It stinks having a record of your statements out there, doesn’t it? It’s almost like accountability.
The Obama administration’s decision to claim that the Fast And Furious documents are protected by executive privilege isn’t unexpected, but it is interesting. Traditionally, executive privilege means the White House is involved. So far nobody has made a serious allegation that Fast and Furious goes above Eric Holder’s head, but unless the Obama administration’s use of executive privilege is hideously imprecise this plays as a concrete admission that this comes from the president.
Namely, that the White House blew the Fast and Furious program up as an excuse to create a narrative of American guns circulating all over the world willy-nilly, and therefore we need more gun control. That’s an allegation lots of people have made; namely, that this was not some botched program set up by morons in the Phoenix ATF office but rather a fairly nasty and cynical plot to further a policy goal no matter how many eggs had to be broken to get there.

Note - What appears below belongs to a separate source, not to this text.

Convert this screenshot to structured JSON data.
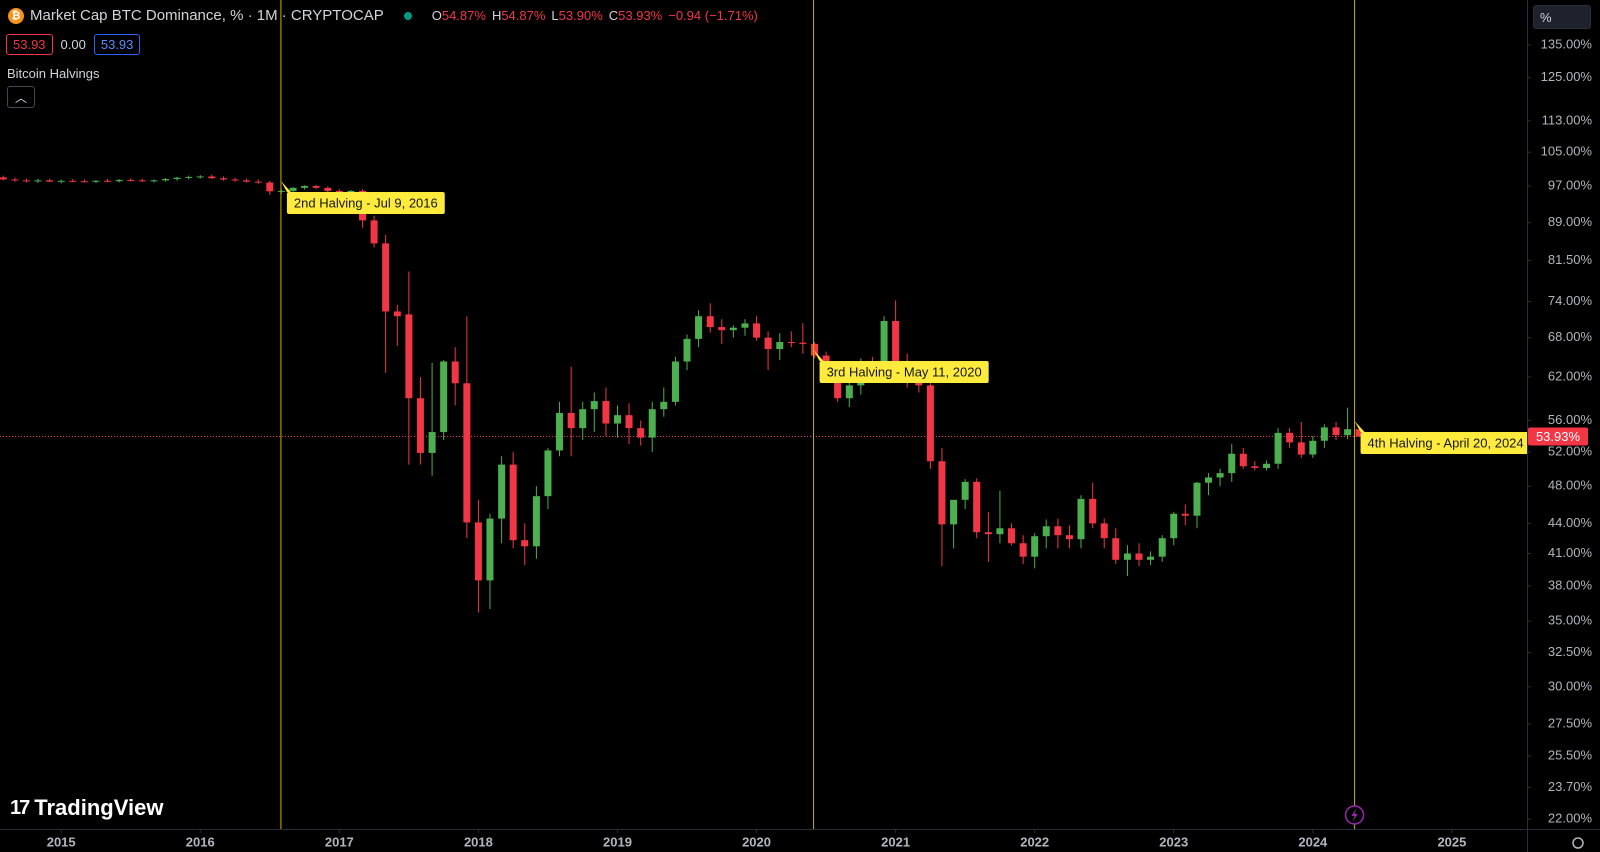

And the White House’s involvement in this, which the invocation of executive privilege on those documents suggests, would lend support to the conspiracy theory.
You’d like to dismiss the idea of Fast and Furious being a plot against the 2nd Amendment, but all it takes is one document coming out of a Cass Sunstein or Valerie Jarrett musing about the efficacy of public outrage over the ease of gun availability and how this shows the federal government needs to regulate gun sales more stringently and so on, and you’ve got a full-on political nightmare on your hands.

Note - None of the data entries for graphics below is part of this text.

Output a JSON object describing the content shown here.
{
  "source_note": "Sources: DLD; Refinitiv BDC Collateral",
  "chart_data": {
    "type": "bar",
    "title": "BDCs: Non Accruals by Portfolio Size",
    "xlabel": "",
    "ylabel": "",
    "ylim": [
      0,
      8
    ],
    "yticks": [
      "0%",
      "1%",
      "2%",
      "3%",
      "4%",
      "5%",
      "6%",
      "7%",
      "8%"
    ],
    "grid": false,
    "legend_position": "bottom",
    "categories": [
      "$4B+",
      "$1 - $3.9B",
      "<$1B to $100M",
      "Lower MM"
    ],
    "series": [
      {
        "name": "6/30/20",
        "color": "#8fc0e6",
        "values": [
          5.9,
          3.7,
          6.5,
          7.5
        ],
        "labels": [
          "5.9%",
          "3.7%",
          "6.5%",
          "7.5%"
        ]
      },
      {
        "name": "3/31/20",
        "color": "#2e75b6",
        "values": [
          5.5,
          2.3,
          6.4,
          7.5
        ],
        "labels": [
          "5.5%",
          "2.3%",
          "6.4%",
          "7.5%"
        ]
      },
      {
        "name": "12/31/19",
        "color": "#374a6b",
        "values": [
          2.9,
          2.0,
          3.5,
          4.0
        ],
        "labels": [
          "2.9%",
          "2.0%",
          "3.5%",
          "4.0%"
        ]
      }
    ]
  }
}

But as bad as that would be, it’s hard to see how it’s worse than what you have now – which is the White House protecting a bunch of incompetents when you have Brian Terry lying six feet under and his family is being denied an explanation for what the hell happened to put him there.
It’s a mess, and the president looks terrible. So does Eric Holder, who at the end of the day is likely to have far larger problems than a contempt of Congress case – he might be up for perjury.
And this is a good time to repeat our statement that the worst thing the conservative side could do is to call for Holder’s resignation. We want him EXACTLY where he is – a nice, fat, rotting albatross around the president’s neck in time for Election Day.
UPDATE #2: Judge Andrew Napolitano, on Fox News this morning, opines that you can’t assert executive privilege unless this goes all the way to the president.
It’s a safe bet that the White House doesn’t share his interpretation, but clearly there is an indication this goes over Holder’s head.